Après cette période, dès le milieu du XIXème siècle, on trouve une littérature beaucoup plus dense au sujet des Podures sur lesquels se sont penchés les plus grands naturalistes de ce siècle. Dès lors, les classifications évoluent et se précisent. Les progrès techniques sur les microscopes optiques d'abord puis l’apparition des microscopes électroniques à balayage ont permis d’énormes avancées dans l'étude des collemboles. Plus récemment, les analyses génétiques ont étoffé nos connaissances, sans cesse plus détaillées quant à leur anatomie et leur physiologie. Enfin des études comportementales effectué sur certaines populations ont permis de mettre en évidence leur moeurs et ont montré que ces animaux bien que minuscules disposaient de prodigieuses ressources dont probablement beaucoup encore n'ont pas été mises en évidence.

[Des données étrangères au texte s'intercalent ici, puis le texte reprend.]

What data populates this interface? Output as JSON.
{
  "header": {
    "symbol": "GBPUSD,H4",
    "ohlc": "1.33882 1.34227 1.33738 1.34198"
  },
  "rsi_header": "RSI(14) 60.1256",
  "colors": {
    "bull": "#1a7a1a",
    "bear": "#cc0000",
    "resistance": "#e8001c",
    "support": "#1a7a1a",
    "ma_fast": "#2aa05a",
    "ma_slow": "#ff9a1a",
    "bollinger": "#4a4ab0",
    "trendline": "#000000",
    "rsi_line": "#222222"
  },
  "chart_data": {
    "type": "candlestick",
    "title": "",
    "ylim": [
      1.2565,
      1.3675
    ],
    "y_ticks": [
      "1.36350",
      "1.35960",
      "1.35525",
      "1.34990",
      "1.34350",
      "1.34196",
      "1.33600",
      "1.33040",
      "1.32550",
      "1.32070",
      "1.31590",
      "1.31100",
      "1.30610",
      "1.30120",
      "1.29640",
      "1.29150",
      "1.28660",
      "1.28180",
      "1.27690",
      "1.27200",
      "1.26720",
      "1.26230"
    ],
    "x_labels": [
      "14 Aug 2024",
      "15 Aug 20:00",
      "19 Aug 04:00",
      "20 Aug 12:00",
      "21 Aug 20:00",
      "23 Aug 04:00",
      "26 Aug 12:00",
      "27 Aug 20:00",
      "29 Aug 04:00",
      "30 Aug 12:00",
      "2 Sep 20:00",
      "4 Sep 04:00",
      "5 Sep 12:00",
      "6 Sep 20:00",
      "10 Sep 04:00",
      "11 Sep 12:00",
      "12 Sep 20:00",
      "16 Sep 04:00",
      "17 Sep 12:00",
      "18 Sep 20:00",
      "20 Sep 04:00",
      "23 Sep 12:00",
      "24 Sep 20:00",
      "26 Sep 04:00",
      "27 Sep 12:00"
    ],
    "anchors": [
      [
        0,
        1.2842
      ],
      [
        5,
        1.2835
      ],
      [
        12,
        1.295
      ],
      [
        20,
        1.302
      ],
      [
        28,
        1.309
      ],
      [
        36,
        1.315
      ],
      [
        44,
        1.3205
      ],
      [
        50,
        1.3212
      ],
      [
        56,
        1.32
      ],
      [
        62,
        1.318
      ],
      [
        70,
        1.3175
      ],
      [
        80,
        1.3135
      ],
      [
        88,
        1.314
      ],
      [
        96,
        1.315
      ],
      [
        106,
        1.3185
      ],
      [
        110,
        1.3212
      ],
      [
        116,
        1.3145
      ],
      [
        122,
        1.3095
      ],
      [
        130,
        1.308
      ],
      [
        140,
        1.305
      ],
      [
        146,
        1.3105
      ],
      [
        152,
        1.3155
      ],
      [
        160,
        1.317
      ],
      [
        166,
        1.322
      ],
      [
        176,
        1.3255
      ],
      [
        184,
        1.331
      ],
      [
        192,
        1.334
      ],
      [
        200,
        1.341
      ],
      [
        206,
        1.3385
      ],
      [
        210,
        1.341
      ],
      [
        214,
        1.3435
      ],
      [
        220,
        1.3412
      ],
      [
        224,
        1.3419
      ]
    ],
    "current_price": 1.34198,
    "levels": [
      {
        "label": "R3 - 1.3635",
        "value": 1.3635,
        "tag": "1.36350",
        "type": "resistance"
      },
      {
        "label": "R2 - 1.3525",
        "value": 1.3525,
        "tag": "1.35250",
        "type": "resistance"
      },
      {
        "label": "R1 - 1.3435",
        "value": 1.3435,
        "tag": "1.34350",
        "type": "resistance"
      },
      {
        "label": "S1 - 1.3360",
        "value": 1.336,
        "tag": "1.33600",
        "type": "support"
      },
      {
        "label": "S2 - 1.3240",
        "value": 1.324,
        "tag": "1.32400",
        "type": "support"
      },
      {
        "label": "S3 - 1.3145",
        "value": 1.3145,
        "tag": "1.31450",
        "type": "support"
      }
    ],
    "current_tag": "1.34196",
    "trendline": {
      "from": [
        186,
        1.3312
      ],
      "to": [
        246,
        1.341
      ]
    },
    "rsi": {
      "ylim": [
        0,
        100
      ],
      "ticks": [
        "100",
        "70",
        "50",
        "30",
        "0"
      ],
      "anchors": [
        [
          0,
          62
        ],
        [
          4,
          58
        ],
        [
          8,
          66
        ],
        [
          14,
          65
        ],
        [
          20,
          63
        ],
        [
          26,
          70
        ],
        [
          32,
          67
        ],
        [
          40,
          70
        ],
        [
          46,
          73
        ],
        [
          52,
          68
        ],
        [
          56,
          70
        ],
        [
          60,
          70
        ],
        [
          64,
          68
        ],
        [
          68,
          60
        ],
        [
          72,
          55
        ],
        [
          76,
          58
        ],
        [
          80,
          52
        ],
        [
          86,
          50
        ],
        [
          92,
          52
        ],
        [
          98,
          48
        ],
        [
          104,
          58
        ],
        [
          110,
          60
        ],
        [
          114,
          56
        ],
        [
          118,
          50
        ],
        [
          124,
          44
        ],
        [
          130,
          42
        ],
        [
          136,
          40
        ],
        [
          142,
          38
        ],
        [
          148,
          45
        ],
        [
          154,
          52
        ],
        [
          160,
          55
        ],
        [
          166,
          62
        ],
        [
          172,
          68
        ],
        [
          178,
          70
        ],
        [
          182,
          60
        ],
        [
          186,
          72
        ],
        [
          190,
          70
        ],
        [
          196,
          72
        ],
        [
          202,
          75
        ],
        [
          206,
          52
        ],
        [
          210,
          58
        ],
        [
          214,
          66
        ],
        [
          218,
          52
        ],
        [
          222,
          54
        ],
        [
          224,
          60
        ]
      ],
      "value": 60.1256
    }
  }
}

Pour conclure ce volet bibliographique, non exhaustif, je resterai donc sur le commentaire des éditeurs de Valmont-Bomare qui soulignent l’importance de la synthèse comme préalable à la vulgarisation. Tâche à laquelle je tenterai de m’astreindre à chacune des pages de ce site.

 

Sources :  Bibliothèque Nationale de France. Extraits issus de téléchargements libres à partir de Gallica , sauf dernier extrait (collection personnelle).